Tue, 12 Apr 2011 14:08:11 UTC | #614501

RW Millam's Avatar Comment 26 by RW Millam

"I've never really met any Christians"

If by "Christians" they mean people who adhere to the Christian Bible as though it were the holy text of their religion, then I'd have to say that I've never met one either. And I live in Missouri (central USA, biblebelt). And I was raised Southern Baptist.

Oh, I suppose they exist. Maybe I'd put Fred Phelps (the "thank God for dead soldiers" fella) in that category. But since he's over in Kansas I never get the chance to bump into him. Or the sects that say "turn your back on modern science and pray that God will cure your cancer." But I've never met one of them, either.

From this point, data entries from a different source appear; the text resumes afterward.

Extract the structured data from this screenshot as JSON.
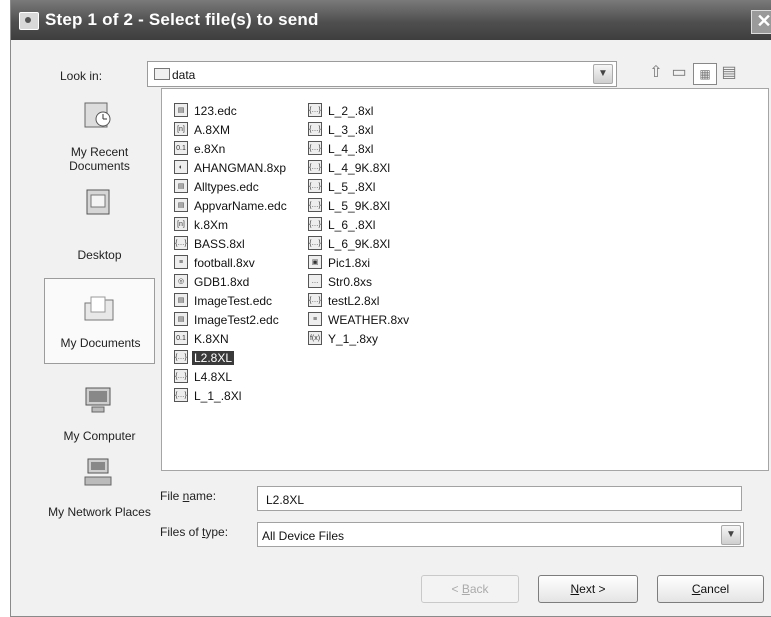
{
  "window": {
    "title": "Step 1 of 2 - Select file(s) to send",
    "close_glyph": "✕"
  },
  "look_in": {
    "label": "Look in:",
    "value": "data"
  },
  "toolbar": {
    "up_icon": "up-folder-icon",
    "new_folder_icon": "new-folder-icon",
    "list_view_icon": "list-view-icon",
    "details_view_icon": "details-view-icon"
  },
  "places": [
    {
      "label": "My Recent Documents",
      "icon": "recent-documents-icon"
    },
    {
      "label": "Desktop",
      "icon": "desktop-icon"
    },
    {
      "label": "My Documents",
      "icon": "my-documents-icon"
    },
    {
      "label": "My Computer",
      "icon": "my-computer-icon"
    },
    {
      "label": "My Network Places",
      "icon": "network-places-icon"
    }
  ],
  "files_col1": [
    {
      "name": "123.edc",
      "glyph": "▤"
    },
    {
      "name": "A.8XM",
      "glyph": "[n]"
    },
    {
      "name": "e.8Xn",
      "glyph": "0.1"
    },
    {
      "name": "AHANGMAN.8xp",
      "glyph": "◐"
    },
    {
      "name": "Alltypes.edc",
      "glyph": "▤"
    },
    {
      "name": "AppvarName.edc",
      "glyph": "▤"
    },
    {
      "name": "k.8Xm",
      "glyph": "[n]"
    },
    {
      "name": "BASS.8xl",
      "glyph": "{…}"
    },
    {
      "name": "football.8xv",
      "glyph": "≡"
    },
    {
      "name": "GDB1.8xd",
      "glyph": "◎"
    },
    {
      "name": "ImageTest.edc",
      "glyph": "▤"
    },
    {
      "name": "ImageTest2.edc",
      "glyph": "▤"
    },
    {
      "name": "K.8XN",
      "glyph": "0.1"
    },
    {
      "name": "L2.8XL",
      "glyph": "{…}"
    },
    {
      "name": "L4.8XL",
      "glyph": "{…}"
    },
    {
      "name": "L_1_.8Xl",
      "glyph": "{…}"
    }
  ],
  "files_col2": [
    {
      "name": "L_2_.8xl",
      "glyph": "{…}"
    },
    {
      "name": "L_3_.8xl",
      "glyph": "{…}"
    },
    {
      "name": "L_4_.8xl",
      "glyph": "{…}"
    },
    {
      "name": "L_4_9K.8Xl",
      "glyph": "{…}"
    },
    {
      "name": "L_5_.8Xl",
      "glyph": "{…}"
    },
    {
      "name": "L_5_9K.8Xl",
      "glyph": "{…}"
    },
    {
      "name": "L_6_.8Xl",
      "glyph": "{…}"
    },
    {
      "name": "L_6_9K.8Xl",
      "glyph": "{…}"
    },
    {
      "name": "Pic1.8xi",
      "glyph": "▣"
    },
    {
      "name": "Str0.8xs",
      "glyph": "…"
    },
    {
      "name": "testL2.8xl",
      "glyph": "{…}"
    },
    {
      "name": "WEATHER.8xv",
      "glyph": "≡"
    },
    {
      "name": "Y_1_.8xy",
      "glyph": "f(x)"
    }
  ],
  "selected_file": "L2.8XL",
  "file_name": {
    "label_pre": "File ",
    "label_u": "n",
    "label_post": "ame:",
    "value": "L2.8XL"
  },
  "file_type": {
    "label_pre": "Files of ",
    "label_u": "t",
    "label_post": "ype:",
    "value": "All Device Files"
  },
  "buttons": {
    "back": {
      "pre": "< ",
      "u": "B",
      "post": "ack"
    },
    "next": {
      "u": "N",
      "post": "ext >"
    },
    "cancel": {
      "u": "C",
      "post": "ancel"
    }
  },
  "colors": {
    "titlebar": "#4f4f4f",
    "selection": "#3a3a3a"
  }
}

I wonder how the parents of the children mentioned in this article would react if they were introduced to one of MY "Christians."

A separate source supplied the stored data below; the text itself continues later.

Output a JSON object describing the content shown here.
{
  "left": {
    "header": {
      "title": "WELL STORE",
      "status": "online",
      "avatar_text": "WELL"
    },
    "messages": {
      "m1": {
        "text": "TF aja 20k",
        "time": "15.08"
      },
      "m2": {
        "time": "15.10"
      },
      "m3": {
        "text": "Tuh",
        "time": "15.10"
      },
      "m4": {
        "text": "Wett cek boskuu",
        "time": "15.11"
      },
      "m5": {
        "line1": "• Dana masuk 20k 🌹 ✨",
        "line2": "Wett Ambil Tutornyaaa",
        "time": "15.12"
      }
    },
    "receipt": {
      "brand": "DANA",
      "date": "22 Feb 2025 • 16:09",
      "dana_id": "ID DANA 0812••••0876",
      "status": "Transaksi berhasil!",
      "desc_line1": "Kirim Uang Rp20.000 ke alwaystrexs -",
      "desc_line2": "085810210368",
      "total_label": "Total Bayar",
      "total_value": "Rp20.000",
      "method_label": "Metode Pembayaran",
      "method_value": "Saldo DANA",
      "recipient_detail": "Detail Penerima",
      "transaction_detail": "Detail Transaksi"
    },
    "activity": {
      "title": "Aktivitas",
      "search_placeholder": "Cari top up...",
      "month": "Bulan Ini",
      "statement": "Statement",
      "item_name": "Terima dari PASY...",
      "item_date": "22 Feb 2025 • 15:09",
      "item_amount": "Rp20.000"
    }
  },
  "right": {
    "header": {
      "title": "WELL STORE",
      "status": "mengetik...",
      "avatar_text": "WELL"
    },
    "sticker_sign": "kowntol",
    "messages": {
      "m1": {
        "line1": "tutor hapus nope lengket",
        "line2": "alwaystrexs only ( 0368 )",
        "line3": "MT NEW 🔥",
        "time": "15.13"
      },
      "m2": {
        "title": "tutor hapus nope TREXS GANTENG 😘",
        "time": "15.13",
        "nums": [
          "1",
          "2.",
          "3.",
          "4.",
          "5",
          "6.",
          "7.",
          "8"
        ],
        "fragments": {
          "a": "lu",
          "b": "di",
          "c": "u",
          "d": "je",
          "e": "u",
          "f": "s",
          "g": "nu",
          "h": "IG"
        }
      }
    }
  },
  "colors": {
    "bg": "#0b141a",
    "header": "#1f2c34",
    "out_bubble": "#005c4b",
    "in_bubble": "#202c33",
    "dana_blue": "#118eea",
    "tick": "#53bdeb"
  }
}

Tue, 12 Apr 2011 14:34:18 UTC | #614514

Baron Scarpia's Avatar Comment 27 by Baron Scarpia

If you lived in that area and the two choices of school you had were those, which one would you send your white english kid to?

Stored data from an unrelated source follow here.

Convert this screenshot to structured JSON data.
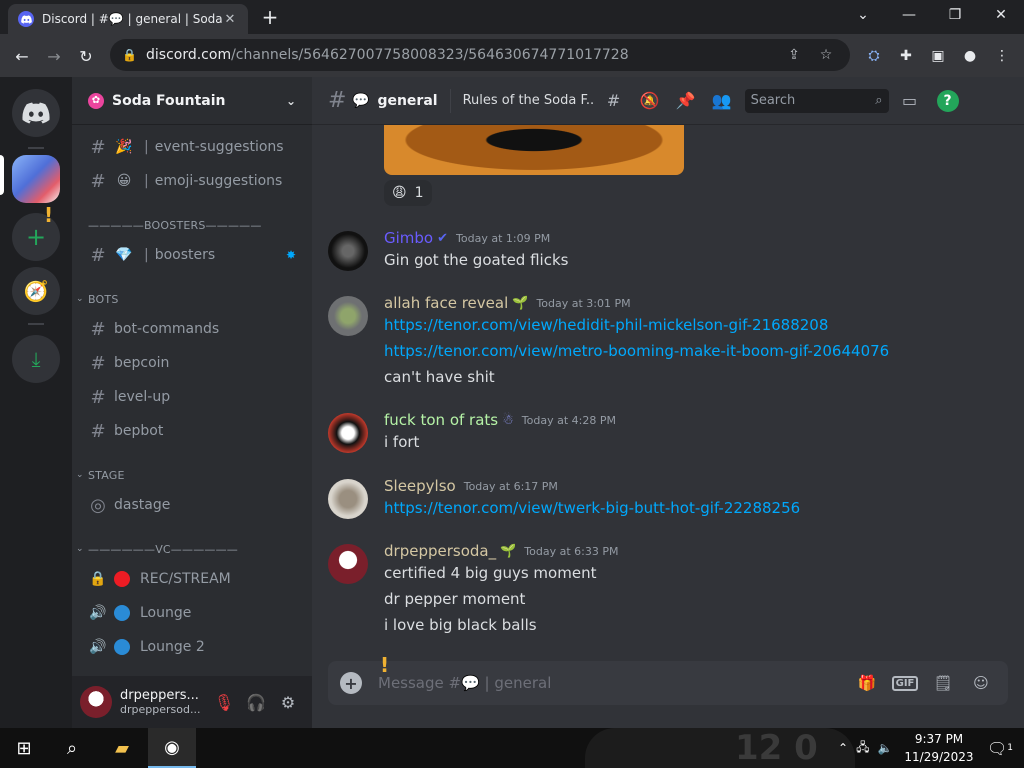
{
  "browser": {
    "tab_title": "Discord | #💬 | general | Soda Fountain",
    "url_host": "discord.com",
    "url_path": "/channels/564627007758008323/564630674771017728",
    "new_tab": "+",
    "minimize": "—",
    "restore": "❐",
    "close": "✕",
    "dropdown": "⌄"
  },
  "server": {
    "name": "Soda Fountain"
  },
  "channels": [
    {
      "emoji": "🎉",
      "name": "event-suggestions"
    },
    {
      "emoji": "😀",
      "name": "emoji-suggestions"
    }
  ],
  "categories": {
    "boosters": "—————BOOSTERS—————",
    "bots": "BOTS",
    "stage": "STAGE",
    "vc": "——————VC——————"
  },
  "booster_channel": {
    "emoji": "💎",
    "name": "boosters"
  },
  "bot_channels": [
    "bot-commands",
    "bepcoin",
    "level-up",
    "bepbot"
  ],
  "stage_channel": "dastage",
  "voice_channels": [
    {
      "name": "REC/STREAM",
      "color": "#ed1c24"
    },
    {
      "name": "Lounge",
      "color": "#2a8bd6"
    },
    {
      "name": "Lounge 2",
      "color": "#2a8bd6"
    }
  ],
  "user": {
    "display": "drpeppers...",
    "tag": "drpeppersod..."
  },
  "header": {
    "channel_name": "general",
    "topic": "Rules of the Soda F...",
    "search_placeholder": "Search"
  },
  "reaction": {
    "emoji": "😩",
    "count": "1"
  },
  "messages": [
    {
      "author": "Gimbo",
      "color": "#6a5cff",
      "badge": "✔",
      "time": "Today at 1:09 PM",
      "lines": [
        "Gin got the goated flicks"
      ],
      "links": []
    },
    {
      "author": "allah face reveal",
      "color": "#d4c7a3",
      "badge": "🌱",
      "time": "Today at 3:01 PM",
      "lines": [],
      "links": [
        "https://tenor.com/view/hedidit-phil-mickelson-gif-21688208",
        "https://tenor.com/view/metro-booming-make-it-boom-gif-20644076"
      ],
      "after": "can't have shit"
    },
    {
      "author": "fuck ton of rats",
      "color": "#b5f2a6",
      "badge": "☃",
      "time": "Today at 4:28 PM",
      "lines": [
        "i fort"
      ],
      "links": []
    },
    {
      "author": "Sleepylso",
      "color": "#d4c7a3",
      "badge": "",
      "time": "Today at 6:17 PM",
      "lines": [],
      "links": [
        "https://tenor.com/view/twerk-big-butt-hot-gif-22288256"
      ]
    },
    {
      "author": "drpeppersoda_",
      "color": "#d4c7a3",
      "badge": "🌱",
      "time": "Today at 6:33 PM",
      "lines": [
        "certified 4 big guys moment",
        "dr pepper moment",
        "i love big black balls"
      ],
      "links": []
    }
  ],
  "composer": {
    "placeholder": "Message #💬 | general"
  },
  "taskbar": {
    "time": "9:37 PM",
    "date": "11/29/2023",
    "wallpaper_text": "12 0",
    "notification_count": "1"
  }
}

The one where I thought my child would be happiest. Which does not hinge on racial background.

Tue, 12 Apr 2011 14:57:11 UTC | #614526

Simon Templar's Avatar Comment 28 by Simon Templar

The one where I thought my child would be happiest. Which does not hinge on racial background.

Good answer but your first sentence negated the need for a second.

Tue, 12 Apr 2011 15:06:40 UTC | #614532

yesnomaybe's Avatar Comment 29 by yesnomaybe

Child who lives in Luton: "I've never really met any Christians".

Penny Lasham (the projects Operating Manager) "dismisses the idea that Luton is a divided town as "rubbish".

You couldn't make it up!

The article, as well as the entirely cosmetic initiative itself, pretends that there are not the most entrenched theological and cultural reasons for the divisions, and that once people realise that "both communities" like football and eat pizza, all will be well. It won't. It's not a lack of contact and familiarity that causes the division, this is to invert cause and effect. The divisions result largely from an act of will, from a consciously made choice by those who clearly want self-segregation. It's got nothing to do with misunderstanding one another, on the contrary, increased understanding only reinforces the divisions.

I don't see this as an attempt at integration, I see it as just the opposite: to persuade children that differences must be maintained and respected. A recipe for disaster if ever I heard it.

Tue, 12 Apr 2011 16:26:39 UTC | #614556

Cartomancer's Avatar Comment 30 by Cartomancer

This is not a religious issue but a cultural one.

A religious issue IS a cultural issue, since religions are nothing more than specific cultural products. There is no difference to draw.